How marketers can pitch apps to the board
There are plenty of reasons for companies to invest in a mobile app these days, but that doesn’t make it any easier as a marketer to secure the budget to do it.
Whether you’re working in a start-up that needs funding or an established brand looking to extend your customer engagement, you’ll need to prove your app is worth the investment.
Requesting extra marketing budget is always a difficult task, and when it comes to investing in new technology where there isn’t always a proven test case, it becomes even harder. So when you approach the board for funding, be prepared and make sure you cover these key bits.
I think the first and most important question to ask yourself is why do you need a mobile app? Just like any other marketing request, if you can’t answer this question in a sentence or two, then you’ll find it incredibly difficult to sell the idea to someone else.
And it’s not just why you think you need a mobile app that’s important, you need to convince the board that your customers need it too. As marketers, we're sure you will never underestimate the importance of customer research.
Having a clear picture of how your users already interact with their mobiles and apps is key to understanding exactly how they will engage with your app - and this is something that can be done through collaborating with the company's tech team.
The bigger picture
Understanding your customers will not only help you sell your app to the board, but it will also give you a better understanding of how it will integrate into your existing marketing strategy.

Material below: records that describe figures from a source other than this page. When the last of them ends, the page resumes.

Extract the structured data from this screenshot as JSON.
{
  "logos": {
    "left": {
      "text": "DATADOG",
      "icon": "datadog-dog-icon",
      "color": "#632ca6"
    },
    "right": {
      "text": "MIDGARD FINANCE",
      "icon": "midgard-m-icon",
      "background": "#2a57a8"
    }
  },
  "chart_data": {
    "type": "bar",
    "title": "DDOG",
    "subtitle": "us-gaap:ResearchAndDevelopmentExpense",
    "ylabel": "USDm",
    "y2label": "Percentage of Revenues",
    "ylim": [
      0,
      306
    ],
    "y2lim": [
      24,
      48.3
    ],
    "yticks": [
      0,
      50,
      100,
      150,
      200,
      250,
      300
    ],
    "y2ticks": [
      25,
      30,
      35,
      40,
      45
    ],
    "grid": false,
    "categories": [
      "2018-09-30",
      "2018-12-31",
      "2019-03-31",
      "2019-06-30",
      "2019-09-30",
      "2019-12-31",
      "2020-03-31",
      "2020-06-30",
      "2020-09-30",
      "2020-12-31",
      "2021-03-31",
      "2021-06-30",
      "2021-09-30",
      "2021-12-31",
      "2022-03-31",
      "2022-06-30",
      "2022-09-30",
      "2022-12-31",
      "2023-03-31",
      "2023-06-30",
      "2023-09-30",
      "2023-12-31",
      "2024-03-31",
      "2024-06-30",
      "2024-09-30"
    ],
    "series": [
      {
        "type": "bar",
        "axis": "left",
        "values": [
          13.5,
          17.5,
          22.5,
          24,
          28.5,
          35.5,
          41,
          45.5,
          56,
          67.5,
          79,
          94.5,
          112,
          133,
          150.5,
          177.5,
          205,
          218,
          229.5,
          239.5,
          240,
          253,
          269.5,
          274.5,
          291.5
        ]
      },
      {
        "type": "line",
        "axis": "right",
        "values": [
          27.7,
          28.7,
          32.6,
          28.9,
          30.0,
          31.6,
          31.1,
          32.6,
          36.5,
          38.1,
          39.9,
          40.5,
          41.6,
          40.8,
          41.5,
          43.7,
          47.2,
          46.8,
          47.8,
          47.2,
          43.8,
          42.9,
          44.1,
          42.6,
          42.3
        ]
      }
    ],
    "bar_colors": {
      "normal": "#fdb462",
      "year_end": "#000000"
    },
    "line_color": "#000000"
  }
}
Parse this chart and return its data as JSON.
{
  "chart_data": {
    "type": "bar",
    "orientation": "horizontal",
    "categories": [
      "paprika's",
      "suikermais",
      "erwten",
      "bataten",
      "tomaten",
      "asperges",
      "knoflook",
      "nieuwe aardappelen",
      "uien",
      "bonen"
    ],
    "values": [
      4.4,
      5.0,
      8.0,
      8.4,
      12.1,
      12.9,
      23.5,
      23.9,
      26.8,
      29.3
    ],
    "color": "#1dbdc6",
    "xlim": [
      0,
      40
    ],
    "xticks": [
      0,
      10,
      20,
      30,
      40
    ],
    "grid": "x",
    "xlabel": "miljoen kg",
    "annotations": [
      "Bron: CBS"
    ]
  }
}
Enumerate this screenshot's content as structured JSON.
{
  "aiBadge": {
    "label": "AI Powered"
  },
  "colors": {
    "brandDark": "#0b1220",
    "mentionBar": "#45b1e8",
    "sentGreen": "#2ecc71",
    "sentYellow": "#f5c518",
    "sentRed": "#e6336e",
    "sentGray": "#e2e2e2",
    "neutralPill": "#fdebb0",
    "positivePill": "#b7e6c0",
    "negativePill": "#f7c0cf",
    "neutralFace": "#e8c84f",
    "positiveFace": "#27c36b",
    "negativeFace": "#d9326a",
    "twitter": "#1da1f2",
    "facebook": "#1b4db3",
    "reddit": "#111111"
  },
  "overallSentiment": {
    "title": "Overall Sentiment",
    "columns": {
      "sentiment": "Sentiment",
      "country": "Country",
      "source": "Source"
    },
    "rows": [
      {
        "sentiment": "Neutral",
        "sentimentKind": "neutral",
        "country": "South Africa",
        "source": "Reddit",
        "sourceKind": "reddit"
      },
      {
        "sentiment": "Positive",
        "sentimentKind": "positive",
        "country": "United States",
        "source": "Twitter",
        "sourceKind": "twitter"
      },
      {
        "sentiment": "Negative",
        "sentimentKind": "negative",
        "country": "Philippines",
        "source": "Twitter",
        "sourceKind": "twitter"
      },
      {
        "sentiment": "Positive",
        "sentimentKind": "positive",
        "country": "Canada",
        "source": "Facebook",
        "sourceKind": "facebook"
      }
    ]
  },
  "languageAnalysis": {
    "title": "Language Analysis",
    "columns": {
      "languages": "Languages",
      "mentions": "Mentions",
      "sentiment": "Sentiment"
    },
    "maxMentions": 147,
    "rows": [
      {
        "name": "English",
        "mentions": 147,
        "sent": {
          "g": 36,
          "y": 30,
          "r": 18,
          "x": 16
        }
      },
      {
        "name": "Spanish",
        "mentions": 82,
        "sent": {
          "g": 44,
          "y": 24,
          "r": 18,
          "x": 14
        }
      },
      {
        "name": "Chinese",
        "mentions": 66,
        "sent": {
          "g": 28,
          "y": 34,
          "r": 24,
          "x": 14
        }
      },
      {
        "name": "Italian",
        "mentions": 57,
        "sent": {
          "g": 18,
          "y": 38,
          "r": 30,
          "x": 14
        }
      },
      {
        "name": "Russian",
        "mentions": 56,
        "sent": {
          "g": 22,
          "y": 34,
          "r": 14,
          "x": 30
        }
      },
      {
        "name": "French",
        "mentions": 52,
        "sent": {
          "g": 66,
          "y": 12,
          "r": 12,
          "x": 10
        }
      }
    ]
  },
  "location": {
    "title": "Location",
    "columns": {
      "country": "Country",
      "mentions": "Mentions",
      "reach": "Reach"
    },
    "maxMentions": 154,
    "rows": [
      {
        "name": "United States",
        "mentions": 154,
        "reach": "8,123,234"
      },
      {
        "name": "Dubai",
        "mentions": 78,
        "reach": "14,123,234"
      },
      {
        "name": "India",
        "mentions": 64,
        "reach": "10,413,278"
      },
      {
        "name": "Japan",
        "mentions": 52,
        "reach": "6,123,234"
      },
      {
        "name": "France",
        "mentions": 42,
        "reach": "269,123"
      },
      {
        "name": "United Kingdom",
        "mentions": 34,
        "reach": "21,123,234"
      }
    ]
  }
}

If you’re an established brand, then your app needs to be an extension of your brand. It needs to engage your customers on a deeper level than social media and your website, but it still needs to fit into the entire strategy to work.
By showing the board how a mobile app will give your customers more than they already get, and ultimately lead to increased brand engagement or improved conversions, you’ll be able to begin proving the ROI.
Having the financials outlined at this stage is key to winning over the board. They’ll want to know exactly what it’s going to cost them and how you intend to make that money back.
At the end of the day, your app needs to support your key marketing goal. As well as defining how it fits into your strategy, you’ll need to show how it will impact your business
In order to get some project costs, you’ll need to liaise with some freelancers, contractors or agencies to determine the best route for development and to get some quotes.
As with anything digital, you’re paying for skill and time, and the figures will vary considerably between who you talk to, expect day rates from £300 to over £1,000.
When researching developers for your app, be sure to discuss support, security, ownership of the IP, features and analytics. Some agencies will charge different costs for different support and licensing agreements. Make sure you get all the facts up front so you’re confident costs won’t change.
It’s also worth taking into account the internal resource that will be required for the project, who will be needed in meetings during the development of the app, and more importantly, who will be responsible for the on-going management of the app? An app is a product, not just a project.
To keep your app users engaged and using your app, it will need to be continually updated, enhanced and updated. You should include this thought process within your pitch.
At the end of the day, your app needs to support your key marketing goal. As well as defining how it fits into your strategy, you’ll need to show how it will impact your business.
It’s great to shout about all the things a mobile app could do, but the board will be interested in what’s in it for them. It will be much easier for them to sign off budget if they can see how the app will benefit the company.
Is it to improve brand engagement or to increase revenue? What results do you expect to see?
Although you’re selling your app idea to the board to get their buy in, you need to be honest with your reasoning and be realistic with your figures.
It’s a huge investment which needs to be executed well to be successful and you need to be clear about purpose, need, costs and outcomes.